Mount Holyoke’s Darby Dyar talked to The Wall Street Journal about the recent discovery of phosphine gas in Venus’s atmosphere.
By Keely Savoie
There is a whiff of possible life in Venus’s atmosphere. An international group of scientists reported in the journal Nature Astronomy that the famously inhospitable planet’s atmosphere contains traces of phosphine, a gas that is associated with life where there is no oxygen. On Earth, it’s found in sewage facilities and in the guts of living animals.
But just the presence of phosphine doesn’t necessarily indicate life, said Mount Holyoke’s Darby Dyar, chair of the astronomy department, in an interview with The Wall Street Journal.
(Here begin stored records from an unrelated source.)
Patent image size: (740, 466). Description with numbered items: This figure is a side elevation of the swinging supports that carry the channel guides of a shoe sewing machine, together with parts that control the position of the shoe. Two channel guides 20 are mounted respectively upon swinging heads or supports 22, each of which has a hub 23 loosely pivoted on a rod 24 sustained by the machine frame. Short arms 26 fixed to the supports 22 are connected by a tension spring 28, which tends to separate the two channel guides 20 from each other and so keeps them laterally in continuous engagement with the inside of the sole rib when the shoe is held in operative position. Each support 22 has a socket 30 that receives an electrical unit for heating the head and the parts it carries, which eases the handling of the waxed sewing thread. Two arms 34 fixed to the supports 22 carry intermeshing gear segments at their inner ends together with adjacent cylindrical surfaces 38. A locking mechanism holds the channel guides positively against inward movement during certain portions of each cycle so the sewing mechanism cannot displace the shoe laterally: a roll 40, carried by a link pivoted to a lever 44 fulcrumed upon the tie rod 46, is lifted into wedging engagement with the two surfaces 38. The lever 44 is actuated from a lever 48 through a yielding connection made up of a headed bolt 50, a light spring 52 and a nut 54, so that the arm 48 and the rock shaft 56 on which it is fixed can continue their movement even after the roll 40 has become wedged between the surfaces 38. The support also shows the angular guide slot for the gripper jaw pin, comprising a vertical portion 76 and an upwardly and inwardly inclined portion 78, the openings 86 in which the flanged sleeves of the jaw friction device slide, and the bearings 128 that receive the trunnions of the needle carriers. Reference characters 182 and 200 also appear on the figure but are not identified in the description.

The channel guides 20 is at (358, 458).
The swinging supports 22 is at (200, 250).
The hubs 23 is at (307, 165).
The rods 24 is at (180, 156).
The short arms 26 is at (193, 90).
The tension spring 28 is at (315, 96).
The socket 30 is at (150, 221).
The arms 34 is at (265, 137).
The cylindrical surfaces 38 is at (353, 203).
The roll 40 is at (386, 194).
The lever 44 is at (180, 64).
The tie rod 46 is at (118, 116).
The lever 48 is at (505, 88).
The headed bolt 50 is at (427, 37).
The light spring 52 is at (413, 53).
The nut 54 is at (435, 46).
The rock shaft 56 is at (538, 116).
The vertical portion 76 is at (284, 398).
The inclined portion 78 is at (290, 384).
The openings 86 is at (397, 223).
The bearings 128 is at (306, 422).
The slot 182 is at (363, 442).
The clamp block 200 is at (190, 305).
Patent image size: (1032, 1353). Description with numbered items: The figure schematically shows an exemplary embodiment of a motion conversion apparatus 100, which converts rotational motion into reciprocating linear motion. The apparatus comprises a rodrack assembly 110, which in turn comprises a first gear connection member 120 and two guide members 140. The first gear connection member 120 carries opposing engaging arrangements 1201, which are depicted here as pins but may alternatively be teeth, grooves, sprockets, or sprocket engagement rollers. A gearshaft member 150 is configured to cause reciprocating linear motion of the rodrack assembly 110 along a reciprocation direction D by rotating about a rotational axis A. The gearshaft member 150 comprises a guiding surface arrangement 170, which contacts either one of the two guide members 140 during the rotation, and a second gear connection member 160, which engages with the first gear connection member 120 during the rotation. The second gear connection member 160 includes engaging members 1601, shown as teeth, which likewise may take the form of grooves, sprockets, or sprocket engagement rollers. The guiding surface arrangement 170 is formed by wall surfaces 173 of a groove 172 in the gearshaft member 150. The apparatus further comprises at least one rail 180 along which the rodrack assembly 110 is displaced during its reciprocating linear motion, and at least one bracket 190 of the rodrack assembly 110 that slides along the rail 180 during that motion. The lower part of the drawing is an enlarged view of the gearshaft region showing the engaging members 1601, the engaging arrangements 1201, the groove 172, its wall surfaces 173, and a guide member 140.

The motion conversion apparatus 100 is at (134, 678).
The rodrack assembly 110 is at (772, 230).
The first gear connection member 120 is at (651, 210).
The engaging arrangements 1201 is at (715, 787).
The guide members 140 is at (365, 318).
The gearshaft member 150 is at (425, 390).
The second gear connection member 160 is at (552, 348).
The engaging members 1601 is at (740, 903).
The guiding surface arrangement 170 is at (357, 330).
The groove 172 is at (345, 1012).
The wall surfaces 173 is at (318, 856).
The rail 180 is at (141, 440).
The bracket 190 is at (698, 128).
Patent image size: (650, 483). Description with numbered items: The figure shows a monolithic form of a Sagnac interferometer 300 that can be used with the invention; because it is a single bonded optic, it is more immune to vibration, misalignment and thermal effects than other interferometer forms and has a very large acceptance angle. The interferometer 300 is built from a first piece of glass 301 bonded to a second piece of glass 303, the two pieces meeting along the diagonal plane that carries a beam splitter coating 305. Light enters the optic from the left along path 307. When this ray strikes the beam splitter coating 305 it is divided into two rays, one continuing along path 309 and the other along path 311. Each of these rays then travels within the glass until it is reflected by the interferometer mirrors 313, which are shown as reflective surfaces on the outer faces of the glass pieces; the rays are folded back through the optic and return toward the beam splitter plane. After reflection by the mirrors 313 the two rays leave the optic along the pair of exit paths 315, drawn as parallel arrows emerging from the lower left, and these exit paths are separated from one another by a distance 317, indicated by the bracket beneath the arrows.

“The experiment was done meticulously,” said Dyar, who is also the Kennedy-Schelkunoff Professor of Astronomy. “The problem is that we haven’t thought too much about whether phosphine can be created abiotically on Venus, in part because we know so little about the planet and its chemistry.”
Mashable also spoke to Dyar about the origins of the belief that the planet might harbor life: Carl Sagan famously hypothesized in 1967 that life might exist in the planet’s clouds.
"Sagan’s work on Venus was formative, though few today remember his impact," she said. "This finding may be the first of many to come as NASA and other countries renew a Venus exploration program."
Dyar also spoke to the Washington Post, Space.com, and Monte Belmonte of WRSI, a western Massachusetts radio station, on the topic, earning herself the nickname of “Doctor Planet.”